More precisely the Apache Spark application is designed in 2 main phases each coming with internal steps:
1. Rule based decision making
- Read a decision request RDD from a file or alternate store
- Apply a Map transformation to the request RDD through a function that executes the decision service. This function calls the ODM API to load and execute the ruleset.
- Create a decision RDD with the request and the associated response for each decision made
- Save the decision RDD in HDFS or other persistent store
2. Potentially post process the decisions
- To compute one or several metrics on each decision to create a Decision metric RDD. This Map transformation extracts a parameter from the decision to typically construct a business metric.
- To compute one or several KPIs on the overall decision RDD but applying a reduce function on the Decision metrics RDD. You can by example count the total number of approved loans with an amount > 100 K dollars.
IBM ODM provides multiple Java APIs to enable the invocation of Decision Services. We recommend here to use the Rule Execution Server JSE RuleSession API to execute locally the rules inside the Spark JVM and leverage features as hot deployment, ruleset versioning, optimized multi-threaded execution, and management through a web console.
This choice allows deployment of the compiled decision and Rule Execution Server close to where the data resides, which avoids any extra data serialization or remoting invocations when executing. Note that remote invocation style remains possible through Web Services in SOAP or REST.

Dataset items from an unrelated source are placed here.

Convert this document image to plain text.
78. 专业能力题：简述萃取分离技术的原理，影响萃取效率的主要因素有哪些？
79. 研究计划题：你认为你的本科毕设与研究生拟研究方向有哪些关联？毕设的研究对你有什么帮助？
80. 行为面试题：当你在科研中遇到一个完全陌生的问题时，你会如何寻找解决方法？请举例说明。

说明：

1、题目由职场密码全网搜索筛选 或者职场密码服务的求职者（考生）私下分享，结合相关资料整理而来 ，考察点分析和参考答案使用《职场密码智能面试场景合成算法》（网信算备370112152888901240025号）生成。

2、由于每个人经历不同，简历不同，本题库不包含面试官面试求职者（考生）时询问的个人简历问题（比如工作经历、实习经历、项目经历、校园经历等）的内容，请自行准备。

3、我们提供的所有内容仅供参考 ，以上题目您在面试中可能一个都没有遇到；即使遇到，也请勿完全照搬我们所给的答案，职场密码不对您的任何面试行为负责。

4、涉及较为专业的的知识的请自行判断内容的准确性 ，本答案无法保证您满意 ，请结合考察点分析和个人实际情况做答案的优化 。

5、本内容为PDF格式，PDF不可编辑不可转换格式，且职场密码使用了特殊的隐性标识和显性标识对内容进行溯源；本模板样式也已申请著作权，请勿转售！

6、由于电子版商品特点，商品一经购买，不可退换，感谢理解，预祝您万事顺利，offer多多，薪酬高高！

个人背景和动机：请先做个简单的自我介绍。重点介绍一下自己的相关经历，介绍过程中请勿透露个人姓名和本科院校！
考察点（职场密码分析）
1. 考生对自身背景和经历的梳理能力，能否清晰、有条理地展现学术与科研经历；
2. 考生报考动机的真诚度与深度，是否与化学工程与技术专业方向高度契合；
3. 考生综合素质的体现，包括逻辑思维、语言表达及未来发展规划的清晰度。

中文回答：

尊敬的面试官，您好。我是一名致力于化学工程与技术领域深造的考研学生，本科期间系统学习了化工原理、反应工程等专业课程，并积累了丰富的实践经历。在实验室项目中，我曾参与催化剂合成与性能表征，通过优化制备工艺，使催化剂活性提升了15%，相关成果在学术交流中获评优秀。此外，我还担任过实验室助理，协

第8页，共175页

The Java or Scala written Spark application that performs the decision making, and potentially metric & KPI computation steps is run standalone or in a cluster. Spark solves the distribution of the workload across the worker nodes. Each Java executor applies the transformations and actions on the RDDs and run in memory the rule engine to take the decisions.
At the end of the batch, decision RDD, decision metric & KPI RDDs are produced and persisted.
The documented RDD flows and integration pattern have been verified with IBM ODM Standard v8.8.0, Apache Spark v1.5.2.& Java 8.
We have presented the blueprint of the execution of rule based decision services in an Apache Spark batch application by using IBM ODM. The 2 technologies integrate and co-exist together well as ODM provides Java API and rules compilation to run natively inside a Spark Java application. Rules based decisions are loaded on demand for the Spark worker when needed by the application.
Integration within Apache Spark uses the ODM Standard features with no custom extensions. The joint solution provides value for LOB’s and IT as it empowers business users to author, change the rules, test and simulate the decision services which provide the business control to complement the analytics. These decision services are deployed by the IT or directly by the LOB. In both cases ODM supports hot deployment of the rules without requiring a repackaging of the calling application. Integration of the decision service, its admin, and monitoring remain mastered by IT.
This complementarity opens the perspective of using business rules in Big Data analytics opening the door to massive decision automation and synergies with Machine Learning to invent a new field of cognitive applications.